As you might expect, I am jacked up over Team USA's hockey win over Canada last night. To paraphrase Badger Bob Johnson, "It was a great day for hockey."
You had all of the 30-year anniversary retrospectives on the Miracle on Ice from the 1980 Games--just to get you in the mood for another huge Olympic match up. The NHL Network (perhaps in a stunning bit of foreshadowing) aired Game Three of the 1996 World Cup of Hockey when Team USA upset Canada in Montreal to capture its first "open" hockey tournament title ever. After watching all of that, I was all set for another great effort from the Red, White and Blue--and boy did they deliver.
I know some pundits will try to compare this win to the historic victory over the Soviets at Lake Placid--but that comparison would be unfair. Everyone on the ice in Vancouver last night was a paid professional. And let's be honest, while their fans may be unbelievably smug and pompous, it's kind of hard to hate the Canadians like we hated and feared the Russians. Now if Al Qaeda would just field a hockey team. And as bad as things are economically and socially right now--it still pales in comparison to the "malaise" that hung over the US in 1980.

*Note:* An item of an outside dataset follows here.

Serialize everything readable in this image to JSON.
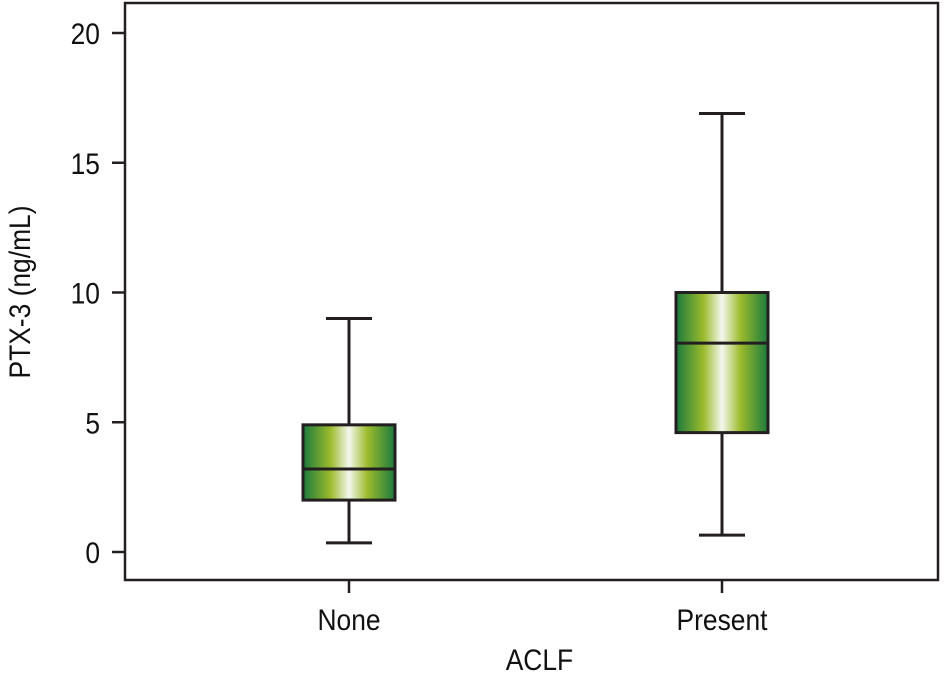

Last night's victory should instead stand as a tribute to everyone who has worked to bring the United States to the same level as the Hockey Superpowers of Canada and Russia. The win justifies all the hard work put in by Badger Bob and Herb Brooks and all of the executives at USA Hockey over the years that worked to build the lower levels of the sport everywhere around the country--even places where Al Michaels so cleverly put it "they don't know the difference between a blue line and a clothesline."

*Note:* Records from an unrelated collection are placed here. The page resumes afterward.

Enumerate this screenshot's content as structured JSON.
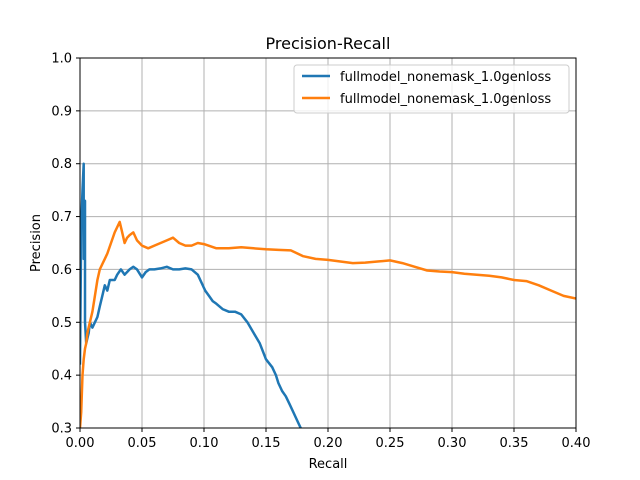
{
  "chart_data": {
    "type": "line",
    "title": "Precision-Recall",
    "xlabel": "Recall",
    "ylabel": "Precision",
    "xlim": [
      0.0,
      0.4
    ],
    "ylim": [
      0.3,
      1.0
    ],
    "xticks": [
      "0.00",
      "0.05",
      "0.10",
      "0.15",
      "0.20",
      "0.25",
      "0.30",
      "0.35",
      "0.40"
    ],
    "yticks": [
      "0.3",
      "0.4",
      "0.5",
      "0.6",
      "0.7",
      "0.8",
      "0.9",
      "1.0"
    ],
    "grid": true,
    "legend_position": "upper-right",
    "series": [
      {
        "name": "fullmodel_nonemask_1.0genloss",
        "color": "#1f77b4",
        "x": [
          0.0,
          0.001,
          0.002,
          0.003,
          0.003,
          0.004,
          0.004,
          0.005,
          0.006,
          0.007,
          0.008,
          0.01,
          0.012,
          0.014,
          0.016,
          0.018,
          0.02,
          0.022,
          0.024,
          0.026,
          0.028,
          0.03,
          0.033,
          0.036,
          0.04,
          0.043,
          0.046,
          0.05,
          0.053,
          0.056,
          0.06,
          0.065,
          0.07,
          0.075,
          0.08,
          0.085,
          0.09,
          0.095,
          0.098,
          0.101,
          0.104,
          0.107,
          0.11,
          0.115,
          0.12,
          0.125,
          0.13,
          0.135,
          0.14,
          0.145,
          0.15,
          0.155,
          0.158,
          0.16,
          0.163,
          0.166,
          0.169,
          0.172,
          0.175,
          0.178
        ],
        "y": [
          0.42,
          0.68,
          0.75,
          0.8,
          0.62,
          0.73,
          0.5,
          0.46,
          0.47,
          0.48,
          0.5,
          0.49,
          0.5,
          0.51,
          0.53,
          0.55,
          0.57,
          0.56,
          0.58,
          0.58,
          0.58,
          0.59,
          0.6,
          0.59,
          0.6,
          0.605,
          0.6,
          0.585,
          0.595,
          0.6,
          0.6,
          0.602,
          0.605,
          0.6,
          0.6,
          0.602,
          0.6,
          0.59,
          0.575,
          0.56,
          0.55,
          0.54,
          0.535,
          0.525,
          0.52,
          0.52,
          0.515,
          0.5,
          0.48,
          0.46,
          0.43,
          0.415,
          0.4,
          0.385,
          0.37,
          0.36,
          0.345,
          0.33,
          0.315,
          0.3
        ]
      },
      {
        "name": "fullmodel_nonemask_1.0genloss",
        "color": "#ff7f0e",
        "x": [
          0.0,
          0.001,
          0.002,
          0.003,
          0.004,
          0.005,
          0.006,
          0.008,
          0.01,
          0.012,
          0.014,
          0.016,
          0.018,
          0.02,
          0.022,
          0.025,
          0.028,
          0.03,
          0.032,
          0.034,
          0.036,
          0.038,
          0.04,
          0.043,
          0.046,
          0.05,
          0.055,
          0.06,
          0.065,
          0.07,
          0.075,
          0.08,
          0.085,
          0.09,
          0.095,
          0.1,
          0.11,
          0.12,
          0.13,
          0.14,
          0.15,
          0.16,
          0.17,
          0.18,
          0.19,
          0.2,
          0.21,
          0.22,
          0.23,
          0.24,
          0.25,
          0.26,
          0.27,
          0.28,
          0.29,
          0.3,
          0.31,
          0.32,
          0.33,
          0.34,
          0.35,
          0.36,
          0.37,
          0.38,
          0.39,
          0.4
        ],
        "y": [
          0.3,
          0.33,
          0.4,
          0.43,
          0.45,
          0.46,
          0.48,
          0.5,
          0.52,
          0.55,
          0.58,
          0.6,
          0.61,
          0.62,
          0.63,
          0.65,
          0.67,
          0.68,
          0.69,
          0.67,
          0.65,
          0.66,
          0.665,
          0.67,
          0.655,
          0.645,
          0.64,
          0.645,
          0.65,
          0.655,
          0.66,
          0.65,
          0.645,
          0.645,
          0.65,
          0.648,
          0.64,
          0.64,
          0.642,
          0.64,
          0.638,
          0.637,
          0.636,
          0.625,
          0.62,
          0.618,
          0.615,
          0.612,
          0.613,
          0.615,
          0.617,
          0.612,
          0.605,
          0.598,
          0.596,
          0.595,
          0.592,
          0.59,
          0.588,
          0.585,
          0.58,
          0.578,
          0.57,
          0.56,
          0.55,
          0.545
        ]
      }
    ]
  }
}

The win is also a tribute to all of those hockey parents who buy or bought all of the expensive equipment, the ice time and tournament entries just so their kids can play the sport...who sat through games where players spent more time on their butts than handling the puck...and the kids for realizing that actually going out and playing the game is far more satisfying than just playing EA Sports NHL 2010 or Wii Hockey...not to mention the volunteer coaches who could only get practice time at six a.m. or ten at night...and all of the officials needed to make sure the kids learn the proper rules.

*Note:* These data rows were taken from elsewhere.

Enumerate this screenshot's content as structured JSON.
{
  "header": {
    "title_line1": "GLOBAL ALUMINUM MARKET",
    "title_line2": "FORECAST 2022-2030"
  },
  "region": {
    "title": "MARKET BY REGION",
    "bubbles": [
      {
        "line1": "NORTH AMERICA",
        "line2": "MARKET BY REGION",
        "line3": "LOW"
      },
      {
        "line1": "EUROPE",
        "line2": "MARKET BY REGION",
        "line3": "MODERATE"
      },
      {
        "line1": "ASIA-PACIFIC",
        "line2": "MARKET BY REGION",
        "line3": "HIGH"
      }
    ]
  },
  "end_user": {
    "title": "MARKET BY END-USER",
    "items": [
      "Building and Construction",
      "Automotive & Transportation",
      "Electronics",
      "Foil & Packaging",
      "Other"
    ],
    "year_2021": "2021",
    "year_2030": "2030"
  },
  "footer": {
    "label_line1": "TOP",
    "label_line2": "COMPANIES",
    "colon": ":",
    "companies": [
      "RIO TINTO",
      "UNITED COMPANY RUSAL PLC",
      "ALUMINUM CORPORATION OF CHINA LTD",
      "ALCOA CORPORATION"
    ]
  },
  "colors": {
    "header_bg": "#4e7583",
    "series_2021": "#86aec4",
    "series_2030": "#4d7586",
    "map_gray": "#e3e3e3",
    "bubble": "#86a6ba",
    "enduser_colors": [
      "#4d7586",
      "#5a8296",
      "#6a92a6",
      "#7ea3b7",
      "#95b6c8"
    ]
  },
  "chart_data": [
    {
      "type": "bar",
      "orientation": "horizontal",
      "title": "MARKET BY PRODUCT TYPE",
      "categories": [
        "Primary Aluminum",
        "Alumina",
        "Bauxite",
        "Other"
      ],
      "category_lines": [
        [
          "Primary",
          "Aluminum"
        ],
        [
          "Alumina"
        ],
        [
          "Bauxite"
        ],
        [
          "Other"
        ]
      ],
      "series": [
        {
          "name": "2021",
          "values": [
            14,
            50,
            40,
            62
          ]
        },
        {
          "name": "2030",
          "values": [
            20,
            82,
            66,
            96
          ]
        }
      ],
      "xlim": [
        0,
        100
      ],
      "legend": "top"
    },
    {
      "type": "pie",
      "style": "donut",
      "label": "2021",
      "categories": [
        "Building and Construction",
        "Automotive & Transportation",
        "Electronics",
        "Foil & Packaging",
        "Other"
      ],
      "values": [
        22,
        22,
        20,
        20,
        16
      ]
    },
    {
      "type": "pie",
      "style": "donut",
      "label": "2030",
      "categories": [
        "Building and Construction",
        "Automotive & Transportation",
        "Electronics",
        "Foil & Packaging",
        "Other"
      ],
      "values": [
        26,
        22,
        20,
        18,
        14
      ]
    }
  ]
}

Last night was also a tribute to the fans of hockey here "below the border". It's the payoff for years of being relegated to "secondary" channels during the Olympics--so we don't miss ice dancing. The years of not being able to even watch the NHL because it was on a cable network that you could see in only about 20-percent of the country. Labor strikes that almost cancelled the playoffs one year and the domination of the European-dominated Detroit Red Wings.
This is no miracle that the US has joined the elite in international hockey. It's the result of decades of hard work and passion by hundreds of thousands of people at every level. Good job everyone--you deserve this.